As basic services collapse across parts of the occupied Palestinian territory, aid workers say a quieter catastrophe is unfolding alongside the visible destruction: a surge in trauma and gender-based risks that is reshaping childhood, particularly for girls.
Sima Alami, an adolescent and youth programme officer with the UN Population Fund (UNFPA), said the needs have outstripped anything typically seen in a single emergency. “We have more than one million children in Gaza who need mental health and psychosocial support services,” she told UN News.
The UNFPA official described a population living with acute fear. Citing agency data, Alami said 96 per cent of children in Gaza believe death could be imminent. “This reflects the depth of fear and trauma they experience daily,” she stressed.
Young people and adolescents, she added, are carrying an especially heavy psychological burden despite often receiving less attention in crisis planning.
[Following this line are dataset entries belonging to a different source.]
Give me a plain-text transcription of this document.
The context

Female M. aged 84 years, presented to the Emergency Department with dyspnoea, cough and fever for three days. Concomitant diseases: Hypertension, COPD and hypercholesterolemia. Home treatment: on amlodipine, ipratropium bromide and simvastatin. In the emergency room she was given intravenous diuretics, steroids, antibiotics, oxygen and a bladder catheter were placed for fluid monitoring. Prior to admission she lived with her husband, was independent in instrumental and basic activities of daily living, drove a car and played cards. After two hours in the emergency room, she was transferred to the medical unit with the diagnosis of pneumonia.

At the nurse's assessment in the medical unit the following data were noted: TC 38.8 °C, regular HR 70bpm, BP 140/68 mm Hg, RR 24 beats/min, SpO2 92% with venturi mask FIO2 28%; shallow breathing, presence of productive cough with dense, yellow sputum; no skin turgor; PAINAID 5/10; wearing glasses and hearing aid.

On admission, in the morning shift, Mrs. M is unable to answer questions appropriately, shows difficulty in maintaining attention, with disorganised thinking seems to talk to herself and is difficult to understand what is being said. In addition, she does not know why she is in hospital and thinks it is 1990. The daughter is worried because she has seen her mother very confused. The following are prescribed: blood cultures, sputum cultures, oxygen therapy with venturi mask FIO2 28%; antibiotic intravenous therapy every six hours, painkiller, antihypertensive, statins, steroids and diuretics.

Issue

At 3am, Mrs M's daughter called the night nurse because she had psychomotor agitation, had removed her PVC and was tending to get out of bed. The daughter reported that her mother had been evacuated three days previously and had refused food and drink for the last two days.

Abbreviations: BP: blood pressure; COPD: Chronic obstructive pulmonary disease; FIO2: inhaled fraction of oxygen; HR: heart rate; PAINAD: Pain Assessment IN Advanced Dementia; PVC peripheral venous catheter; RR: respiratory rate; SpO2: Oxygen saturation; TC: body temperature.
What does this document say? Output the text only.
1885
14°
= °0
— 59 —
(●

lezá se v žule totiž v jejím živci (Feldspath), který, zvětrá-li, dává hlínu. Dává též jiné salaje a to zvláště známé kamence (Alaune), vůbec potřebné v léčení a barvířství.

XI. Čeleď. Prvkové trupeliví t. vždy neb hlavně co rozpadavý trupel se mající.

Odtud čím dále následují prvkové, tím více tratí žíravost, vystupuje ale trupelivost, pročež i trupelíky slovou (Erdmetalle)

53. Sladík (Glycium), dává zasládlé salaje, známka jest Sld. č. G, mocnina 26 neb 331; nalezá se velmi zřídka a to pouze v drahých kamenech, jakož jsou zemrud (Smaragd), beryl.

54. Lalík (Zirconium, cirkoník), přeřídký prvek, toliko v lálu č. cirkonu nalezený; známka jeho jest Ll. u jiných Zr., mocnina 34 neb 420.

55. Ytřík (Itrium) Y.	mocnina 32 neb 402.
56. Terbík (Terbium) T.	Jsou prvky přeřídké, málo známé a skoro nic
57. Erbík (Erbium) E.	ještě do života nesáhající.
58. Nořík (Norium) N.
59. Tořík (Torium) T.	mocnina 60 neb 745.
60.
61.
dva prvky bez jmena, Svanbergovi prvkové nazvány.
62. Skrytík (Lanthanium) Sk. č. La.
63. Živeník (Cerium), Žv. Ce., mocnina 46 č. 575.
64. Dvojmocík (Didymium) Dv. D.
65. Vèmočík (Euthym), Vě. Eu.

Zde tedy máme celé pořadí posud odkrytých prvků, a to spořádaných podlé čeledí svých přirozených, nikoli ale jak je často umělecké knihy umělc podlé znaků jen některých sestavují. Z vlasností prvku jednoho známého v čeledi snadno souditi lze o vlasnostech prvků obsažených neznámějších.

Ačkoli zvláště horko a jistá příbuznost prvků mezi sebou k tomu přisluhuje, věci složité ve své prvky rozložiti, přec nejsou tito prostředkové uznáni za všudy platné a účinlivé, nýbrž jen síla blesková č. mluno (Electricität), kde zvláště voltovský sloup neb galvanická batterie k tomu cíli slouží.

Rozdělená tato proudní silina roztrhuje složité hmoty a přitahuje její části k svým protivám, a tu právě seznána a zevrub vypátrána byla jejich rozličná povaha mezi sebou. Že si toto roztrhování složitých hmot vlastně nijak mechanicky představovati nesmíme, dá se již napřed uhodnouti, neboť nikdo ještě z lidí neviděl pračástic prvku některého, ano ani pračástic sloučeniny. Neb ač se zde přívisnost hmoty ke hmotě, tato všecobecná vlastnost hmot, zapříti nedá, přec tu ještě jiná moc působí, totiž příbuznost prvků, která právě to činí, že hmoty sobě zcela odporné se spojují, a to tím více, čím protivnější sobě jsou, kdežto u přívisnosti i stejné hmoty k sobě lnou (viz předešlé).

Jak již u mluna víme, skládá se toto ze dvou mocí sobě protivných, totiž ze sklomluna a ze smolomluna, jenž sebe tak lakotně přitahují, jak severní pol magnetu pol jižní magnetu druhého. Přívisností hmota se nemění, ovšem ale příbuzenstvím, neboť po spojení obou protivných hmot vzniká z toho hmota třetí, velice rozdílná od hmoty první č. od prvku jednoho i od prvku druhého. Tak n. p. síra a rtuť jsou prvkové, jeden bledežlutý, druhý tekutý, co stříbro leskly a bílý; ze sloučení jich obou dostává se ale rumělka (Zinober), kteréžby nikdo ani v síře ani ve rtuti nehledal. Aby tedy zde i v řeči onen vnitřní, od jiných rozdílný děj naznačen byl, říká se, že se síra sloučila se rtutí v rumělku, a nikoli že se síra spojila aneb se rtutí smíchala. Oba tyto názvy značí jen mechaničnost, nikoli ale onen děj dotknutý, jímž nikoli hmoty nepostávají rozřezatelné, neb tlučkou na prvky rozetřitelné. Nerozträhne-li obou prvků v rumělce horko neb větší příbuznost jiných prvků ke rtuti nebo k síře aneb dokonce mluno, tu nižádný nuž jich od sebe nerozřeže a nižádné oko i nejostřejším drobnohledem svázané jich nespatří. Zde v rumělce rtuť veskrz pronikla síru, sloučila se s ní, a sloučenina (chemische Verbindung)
UNFPA figures show 61 per cent of adolescents and youth are experiencing post-traumatic stress disorder, while 38 per cent are facing depression and 41 per cent anxiety. Alami said the distress extends across age groups: “Alarmingly, one in five adults contemplates suicide almost daily.”
“This is not merely psychological distress,” she emphasized. “It is a widespread mental health emergency.”
Within that emergency, Alami warned that girls face compounding dangers, including the re-emergence of child marriage in Gaza after years of decline. UNFPA data indicate the practice had dropped from 25.5 per cent in 2009 to 11 per cent in 2022, but humanitarian deterioration is reversing that trend.
A recent UNFPA study found that 71 per cent of respondents in Gaza reported heightened pressure to marry girls before they turn 18. In a brief monitoring period, more than 400 marriage licences were issued for girls aged 14 to 16 through emergency courts, though UNFPA believes the true number is higher because many cases go unrecorded.
Alami said families cite displacement, poverty and insecurity as drivers. “Some families see marriage as a survival strategy amid displacement, poverty and insecurity,” Ms. Alami explained. Others, she said, view early marriage as a form of protection in overcrowded shelters or as a way to reduce financial strain after incomes vanished.
UNFPA links the rise in early marriage to escalating health risks and exposure to abuse. In 2025, the agency estimates that roughly 10 per cent of newly registered pregnancies in Gaza involved adolescent girls, a marked increase compared with levels before the war.
Care options for pregnant teens and new mothers have also narrowed sharply. Alami said just 15 per cent of health facilities in Gaza are currently able to deliver emergency obstetric and neonatal services, increasing the likelihood of life-threatening complications for mothers and newborns.
Violence is another central concern. “Some evidence suggests that 63 per cent of girls married at a young age have experienced physical, psychological or sexual violence,” Ms. Alami said. Reports gathered by responders also point to increasing divorce among minors and severe psychological harm.
In the gravest situations, Alami said, the toll has included self-harm. “More than 100 suicides or attempted suicides have been documented among survivors of violence,” she noted, describing child marriage as a form of gender-based violence.
UNFPA says it has expanded services intended to provide protection and support for women, girls and young people. Over the last three years, the agency has reopened and backed more than 35 safe spaces for women and girls, offering case management and multi-sectoral support for survivors of gender-based violence.
The agency has distributed more than 120,000 dignity and hygiene kits, and across Palestine it supports more than 15 multi-purpose youth centres, including 11 designed specifically for girls.
“These spaces provide psychosocial support, education and life skills while promoting community engagement and a sense of belonging,” Ms. Alami said. She added that young people are not only recipients of aid but “active partners” in shaping programmes.
Available support includes group sessions, psychological first aid, one-on-one counselling, and a remote service called the Youth Window, a digital helpline offering free assistance to marginalised young people.
Even with those efforts, Alami said the operating environment remains punishing. Repeated displacement, scarce resources and difficult living conditions—particularly in Gaza, where some safe spaces function in tented settings exposed to extreme weather—limit what humanitarian teams can sustain. “Many families prioritise survival over mental health,” Ms. Alami noted, arguing that psychosocial care must be linked with food assistance, healthcare and education to reach those most at risk.